One of the biggest lessons Larkin learned when scaling his business was the importance of working on the business, rather than in it.

In the early days, he worked 14 hours, seven days per week, running the business by day and working in the kitchen every night. But as the business expanded, he had to let go.

Larkin’s approach to hiring – employing the right people and getting them to specialise in specific things – helped with this process. Rather than spreading people across the business, he could trust that everyone would do their own tasks well.

Once he’d built a team who worked to a high standard and understood his expectations, it was easier not to get caught up in the day-to-day of the business.

“As the business has grown, I’ve needed to step back and focus on the big picture. My role is ultimately to make high-quality big decisions. In order to do that I had to let go of some of the day-to-day stuff,” Larkin said.

As part of this shift, Larkin also hired a bookkeeper to manage the finances, a time-consuming job that he used to undertake.

“Getting somebody to help with the day-to-day bookkeeping has freed up my time to run the business. We’re all capable of bookkeeping but there aren’t enough hours in the day,” he said.

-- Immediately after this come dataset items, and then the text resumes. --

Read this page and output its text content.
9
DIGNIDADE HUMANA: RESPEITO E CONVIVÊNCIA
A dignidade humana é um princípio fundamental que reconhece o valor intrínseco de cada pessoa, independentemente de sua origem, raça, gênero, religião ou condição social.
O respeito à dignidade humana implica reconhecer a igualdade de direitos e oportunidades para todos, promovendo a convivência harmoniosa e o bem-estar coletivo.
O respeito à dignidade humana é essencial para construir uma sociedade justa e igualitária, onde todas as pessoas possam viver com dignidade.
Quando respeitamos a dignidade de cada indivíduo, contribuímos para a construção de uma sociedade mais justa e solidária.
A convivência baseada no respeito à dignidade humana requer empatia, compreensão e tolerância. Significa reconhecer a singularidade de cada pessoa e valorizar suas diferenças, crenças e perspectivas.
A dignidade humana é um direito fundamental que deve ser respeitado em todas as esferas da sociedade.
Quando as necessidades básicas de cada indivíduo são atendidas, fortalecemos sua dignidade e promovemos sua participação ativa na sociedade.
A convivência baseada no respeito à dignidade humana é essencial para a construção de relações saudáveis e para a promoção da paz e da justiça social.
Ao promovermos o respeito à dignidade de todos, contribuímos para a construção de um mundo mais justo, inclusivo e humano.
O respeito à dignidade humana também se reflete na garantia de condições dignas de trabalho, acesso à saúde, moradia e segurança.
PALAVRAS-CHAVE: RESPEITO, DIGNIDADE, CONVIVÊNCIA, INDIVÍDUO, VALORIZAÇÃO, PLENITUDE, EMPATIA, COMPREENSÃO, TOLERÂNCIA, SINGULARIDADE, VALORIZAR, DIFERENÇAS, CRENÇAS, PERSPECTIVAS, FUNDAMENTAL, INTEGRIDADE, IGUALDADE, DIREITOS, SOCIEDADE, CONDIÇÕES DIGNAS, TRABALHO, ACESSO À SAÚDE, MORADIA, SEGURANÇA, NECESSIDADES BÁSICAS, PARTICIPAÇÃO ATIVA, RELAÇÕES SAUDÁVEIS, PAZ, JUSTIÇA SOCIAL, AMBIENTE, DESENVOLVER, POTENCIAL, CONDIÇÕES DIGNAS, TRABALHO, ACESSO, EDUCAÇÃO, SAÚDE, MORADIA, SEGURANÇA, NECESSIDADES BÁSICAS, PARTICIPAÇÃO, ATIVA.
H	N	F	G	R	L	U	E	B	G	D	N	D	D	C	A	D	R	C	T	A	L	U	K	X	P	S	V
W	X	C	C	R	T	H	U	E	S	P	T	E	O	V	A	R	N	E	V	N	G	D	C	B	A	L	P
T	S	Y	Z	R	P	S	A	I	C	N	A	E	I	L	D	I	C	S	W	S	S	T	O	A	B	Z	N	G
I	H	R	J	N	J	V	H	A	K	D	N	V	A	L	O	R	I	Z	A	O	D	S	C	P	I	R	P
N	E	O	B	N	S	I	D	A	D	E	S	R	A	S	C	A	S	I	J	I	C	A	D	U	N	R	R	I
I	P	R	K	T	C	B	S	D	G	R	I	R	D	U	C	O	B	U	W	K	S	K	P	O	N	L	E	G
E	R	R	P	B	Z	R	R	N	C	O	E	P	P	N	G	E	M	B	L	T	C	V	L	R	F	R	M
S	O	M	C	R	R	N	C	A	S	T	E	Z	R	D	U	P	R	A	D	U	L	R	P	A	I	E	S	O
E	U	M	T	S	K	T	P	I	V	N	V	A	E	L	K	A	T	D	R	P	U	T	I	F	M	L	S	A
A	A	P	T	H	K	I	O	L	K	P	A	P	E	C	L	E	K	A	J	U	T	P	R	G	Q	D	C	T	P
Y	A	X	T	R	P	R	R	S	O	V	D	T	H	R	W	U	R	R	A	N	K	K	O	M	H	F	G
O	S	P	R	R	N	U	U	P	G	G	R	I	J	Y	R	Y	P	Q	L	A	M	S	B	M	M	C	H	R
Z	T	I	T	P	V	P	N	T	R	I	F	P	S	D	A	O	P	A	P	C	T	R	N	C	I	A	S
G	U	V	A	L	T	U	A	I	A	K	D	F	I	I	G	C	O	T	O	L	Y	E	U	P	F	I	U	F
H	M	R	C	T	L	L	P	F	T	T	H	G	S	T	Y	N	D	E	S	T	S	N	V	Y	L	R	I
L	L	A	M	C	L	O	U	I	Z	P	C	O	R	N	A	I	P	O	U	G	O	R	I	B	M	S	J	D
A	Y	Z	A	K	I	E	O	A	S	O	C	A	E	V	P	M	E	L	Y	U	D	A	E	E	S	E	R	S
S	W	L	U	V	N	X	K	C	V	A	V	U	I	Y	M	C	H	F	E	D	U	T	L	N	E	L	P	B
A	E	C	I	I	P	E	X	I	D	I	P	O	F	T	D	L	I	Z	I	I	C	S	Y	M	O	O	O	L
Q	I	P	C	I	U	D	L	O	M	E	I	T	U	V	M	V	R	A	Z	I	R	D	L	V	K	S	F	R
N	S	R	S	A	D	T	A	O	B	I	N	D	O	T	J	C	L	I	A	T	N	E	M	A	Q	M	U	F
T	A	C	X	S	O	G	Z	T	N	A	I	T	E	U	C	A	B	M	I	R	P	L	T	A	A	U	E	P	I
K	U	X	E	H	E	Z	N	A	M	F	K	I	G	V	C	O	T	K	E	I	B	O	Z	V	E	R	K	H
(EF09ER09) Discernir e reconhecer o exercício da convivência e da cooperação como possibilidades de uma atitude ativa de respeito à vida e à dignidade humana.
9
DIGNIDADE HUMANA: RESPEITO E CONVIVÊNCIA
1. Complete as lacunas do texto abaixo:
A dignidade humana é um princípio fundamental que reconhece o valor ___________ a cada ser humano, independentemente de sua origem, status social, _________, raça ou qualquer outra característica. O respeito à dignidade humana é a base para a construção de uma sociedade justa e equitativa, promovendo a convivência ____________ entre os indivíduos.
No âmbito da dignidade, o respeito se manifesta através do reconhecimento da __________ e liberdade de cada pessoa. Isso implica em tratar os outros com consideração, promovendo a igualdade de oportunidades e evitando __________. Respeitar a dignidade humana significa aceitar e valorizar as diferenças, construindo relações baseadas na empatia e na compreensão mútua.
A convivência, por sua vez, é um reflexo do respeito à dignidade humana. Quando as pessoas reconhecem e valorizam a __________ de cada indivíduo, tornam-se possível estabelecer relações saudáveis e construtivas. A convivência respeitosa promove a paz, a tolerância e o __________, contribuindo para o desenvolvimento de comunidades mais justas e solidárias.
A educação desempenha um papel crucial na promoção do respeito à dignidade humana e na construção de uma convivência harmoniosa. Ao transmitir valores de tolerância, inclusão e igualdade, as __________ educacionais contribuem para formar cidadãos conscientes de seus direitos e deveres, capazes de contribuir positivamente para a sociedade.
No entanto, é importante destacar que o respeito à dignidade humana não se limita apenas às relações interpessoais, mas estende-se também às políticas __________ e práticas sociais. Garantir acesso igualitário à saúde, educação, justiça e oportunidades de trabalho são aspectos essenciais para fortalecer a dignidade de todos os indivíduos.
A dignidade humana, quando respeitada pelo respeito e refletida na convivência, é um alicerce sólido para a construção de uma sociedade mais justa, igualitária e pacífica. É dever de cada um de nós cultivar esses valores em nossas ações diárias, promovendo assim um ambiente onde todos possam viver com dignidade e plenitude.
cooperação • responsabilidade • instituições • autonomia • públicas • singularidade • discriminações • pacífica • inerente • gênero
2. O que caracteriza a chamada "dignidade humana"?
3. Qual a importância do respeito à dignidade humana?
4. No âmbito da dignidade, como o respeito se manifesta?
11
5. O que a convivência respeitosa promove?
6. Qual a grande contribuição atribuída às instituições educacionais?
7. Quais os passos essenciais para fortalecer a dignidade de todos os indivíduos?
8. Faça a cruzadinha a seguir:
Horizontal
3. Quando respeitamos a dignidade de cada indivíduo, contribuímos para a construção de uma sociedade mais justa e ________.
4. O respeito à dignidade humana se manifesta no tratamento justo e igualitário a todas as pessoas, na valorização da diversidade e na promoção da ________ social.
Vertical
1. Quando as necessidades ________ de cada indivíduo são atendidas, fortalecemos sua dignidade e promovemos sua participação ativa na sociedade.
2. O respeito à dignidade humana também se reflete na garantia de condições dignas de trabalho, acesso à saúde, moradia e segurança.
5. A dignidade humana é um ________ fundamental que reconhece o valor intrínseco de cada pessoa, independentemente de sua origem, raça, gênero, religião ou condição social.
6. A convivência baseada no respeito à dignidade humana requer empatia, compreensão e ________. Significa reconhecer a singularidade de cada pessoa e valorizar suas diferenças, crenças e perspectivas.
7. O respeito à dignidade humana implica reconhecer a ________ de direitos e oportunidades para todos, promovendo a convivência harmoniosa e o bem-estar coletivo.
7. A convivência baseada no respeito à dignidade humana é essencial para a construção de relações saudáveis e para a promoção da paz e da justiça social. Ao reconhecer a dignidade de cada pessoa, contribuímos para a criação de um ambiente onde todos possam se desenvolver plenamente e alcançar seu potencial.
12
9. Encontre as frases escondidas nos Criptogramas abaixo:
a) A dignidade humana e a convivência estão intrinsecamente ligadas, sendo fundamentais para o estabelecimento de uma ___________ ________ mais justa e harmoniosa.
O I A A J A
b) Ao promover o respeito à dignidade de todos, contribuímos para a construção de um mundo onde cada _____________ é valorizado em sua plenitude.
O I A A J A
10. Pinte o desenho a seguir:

  • website: www.wokyko.com
  • location: South West (England)
  • business size: 10-49 People
  • business type: Hospitality & tourism

Top three takeaways

Before scaling up, you need to make an honest assessment of whether your business has the capacity to grow and if the demand is there.

As your business grows, it’s important to step back from day-to-day tasks and focus on making high-quality big decisions.

The key to standardising is having the right staff in place, getting them to specialise and implementing clear and repeatable processes.